I have run into some difficulty when trying to run a Spark-MLLIB example through pyspark on an AWS-EMR cluster utilizing a file on S3. It is clear this is a permissions issue (403 error), but at this point I could use a hand figuring out where to look.
- Setup IAM - I created a user "dmoccia" under IAM Users
- I created a "machineLearning" group under IAM and added "dmoccia" to it
- I added the following managed policies: AmazonEC2FullAccess, AmazonS3FullAccess, AmazonElasticMapReduceFullAccess, AmazonElasticMapReduceRole, AmazonElasticMapReduceForEC2Role to the "machineLearning" group
- I then created a bucket "SparkTestingXYZ", I dropped an example file from Spark Mllib in the bucket (I was planning on testing with this simple Linear Regression model from the docs)
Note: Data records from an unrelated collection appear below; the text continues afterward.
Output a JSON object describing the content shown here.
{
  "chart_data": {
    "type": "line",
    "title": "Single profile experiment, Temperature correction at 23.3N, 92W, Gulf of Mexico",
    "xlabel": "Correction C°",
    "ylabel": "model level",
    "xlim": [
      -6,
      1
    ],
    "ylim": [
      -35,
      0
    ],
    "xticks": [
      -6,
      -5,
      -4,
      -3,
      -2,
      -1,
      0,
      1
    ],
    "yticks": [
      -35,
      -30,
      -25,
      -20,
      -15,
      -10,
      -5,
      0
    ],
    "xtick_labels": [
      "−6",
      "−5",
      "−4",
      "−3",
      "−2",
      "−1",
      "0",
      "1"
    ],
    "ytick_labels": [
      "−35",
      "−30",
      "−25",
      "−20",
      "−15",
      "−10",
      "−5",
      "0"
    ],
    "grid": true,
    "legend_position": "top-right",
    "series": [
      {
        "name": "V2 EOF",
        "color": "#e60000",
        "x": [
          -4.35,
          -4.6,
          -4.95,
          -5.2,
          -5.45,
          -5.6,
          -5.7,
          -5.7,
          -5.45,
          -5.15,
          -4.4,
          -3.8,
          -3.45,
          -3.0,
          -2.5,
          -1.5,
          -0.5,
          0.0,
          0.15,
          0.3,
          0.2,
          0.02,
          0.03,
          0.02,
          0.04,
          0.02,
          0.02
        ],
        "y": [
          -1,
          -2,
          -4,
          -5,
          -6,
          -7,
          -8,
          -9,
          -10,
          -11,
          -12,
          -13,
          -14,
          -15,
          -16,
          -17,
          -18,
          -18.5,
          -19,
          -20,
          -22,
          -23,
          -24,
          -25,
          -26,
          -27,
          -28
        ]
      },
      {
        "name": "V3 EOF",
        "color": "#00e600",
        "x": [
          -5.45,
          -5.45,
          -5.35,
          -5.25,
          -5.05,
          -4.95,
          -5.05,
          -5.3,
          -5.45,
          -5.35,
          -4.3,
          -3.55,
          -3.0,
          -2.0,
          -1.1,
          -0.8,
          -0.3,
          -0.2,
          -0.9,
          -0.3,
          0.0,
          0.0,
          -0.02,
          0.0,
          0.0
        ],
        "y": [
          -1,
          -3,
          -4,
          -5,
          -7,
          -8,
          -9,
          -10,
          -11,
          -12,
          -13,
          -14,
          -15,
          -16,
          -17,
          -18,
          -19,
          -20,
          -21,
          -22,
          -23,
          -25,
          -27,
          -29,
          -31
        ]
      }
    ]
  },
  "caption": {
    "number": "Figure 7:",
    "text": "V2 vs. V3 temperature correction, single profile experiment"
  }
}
I created the default roles for EMR from the AWSCLI
$ aws emr create-default-roles
I followed this up by adding the following policies to the two roles (EMR_DefaultRole and EMR_EC2_DefaultRole) created: AmazonEC2FullAccess, AmazonS3FullAccess, AmazonElasticMapReduceFullAccess, AmazonElasticMapReduceRole, AmazonElasticMapReduceForEC2Role
I then went ahead and fired up a cluster via AWSCLI
$ aws emr create-cluster --name "Spark cluster" --release-label emr-5.0.0 --applications Name=Spark --ec2-attributes KeyName=AWS_Spark_Test --instance-type m3.xlarge --instance-count 3 --use-default-roles
I then SSH into the master, fired up pyspark and tried the following code:
from pyspark.sql import SparkSession spark = SparkSession\ .builder\ .appName("PythonSQL")\ .config("spark.some.config.option", "some-value")\ .getOrCreate() training = spark.read.format("libsvm").load("s3://s3.amazonaws.com/SparkTestingXYZ/sample_linear_regression_data.txt")
which in turn outputs the attached stack trace, but here is the header:
16/08/12 17:44:19 WARN DataSource: Error while looking for metadata directory.
Traceback (most recent call last):
File "<stdin>", line 1, in <module>
File "/usr/lib/spark/python/pyspark/sql/readwriter.py", line 147, in load
return self._df(self._jreader.load(path))
File "/usr/lib/spark/python/lib/py4j-0.10.1-src.zip/py4j/java_gateway.py", line 933, in __call__
File "/usr/lib/spark/python/pyspark/sql/utils.py", line 63, in deco
return f(*a, **kw)
File "/usr/lib/spark/python/lib/py4j-0.10.1-src.zip/py4j/protocol.py", line 312, in get_return_value py4j.protocol.Py4JJavaError:
An error occurred while calling o49.load.: java.io.IOException: com.amazon.ws.emr.hadoop.fs.shaded.com.amazonaws.services.s3.model.AmazonS3Excepti on:
Access Denied (Service: Amazon S3; Status Code: 403; Error Code: AccessDenied; Request ID: XXXXXXXXXXX), S3 Extended Request ID: OnI4tyk8Uun6JbD0iVnEi+kvjDfSK2U=
From here I even tried the following when launching the cluster
$ aws emr create-cluster --name "Spark cluster" --release-label emr-5.0.0 --applications Name=Spark --service-role EMR_DefaultRole --ec2-attributes InstanceProfile=EMR_EC2_DefaultRole,KeyName=AWS_Spark_Test --instance-type m3.xlarge --instance-count 3
At this point I am not sure which permission I need to set, or perhaps I am missing a policy. If someone could point me in the right direction I would really appreciate it. I figure if I can get this working I can dial back some of the full access policies, but at this point I want to be able to read the file. One last thing, I did fire up both S3/Cluster in the same region (US Standard /us-east-1). Thank you if you made it this far!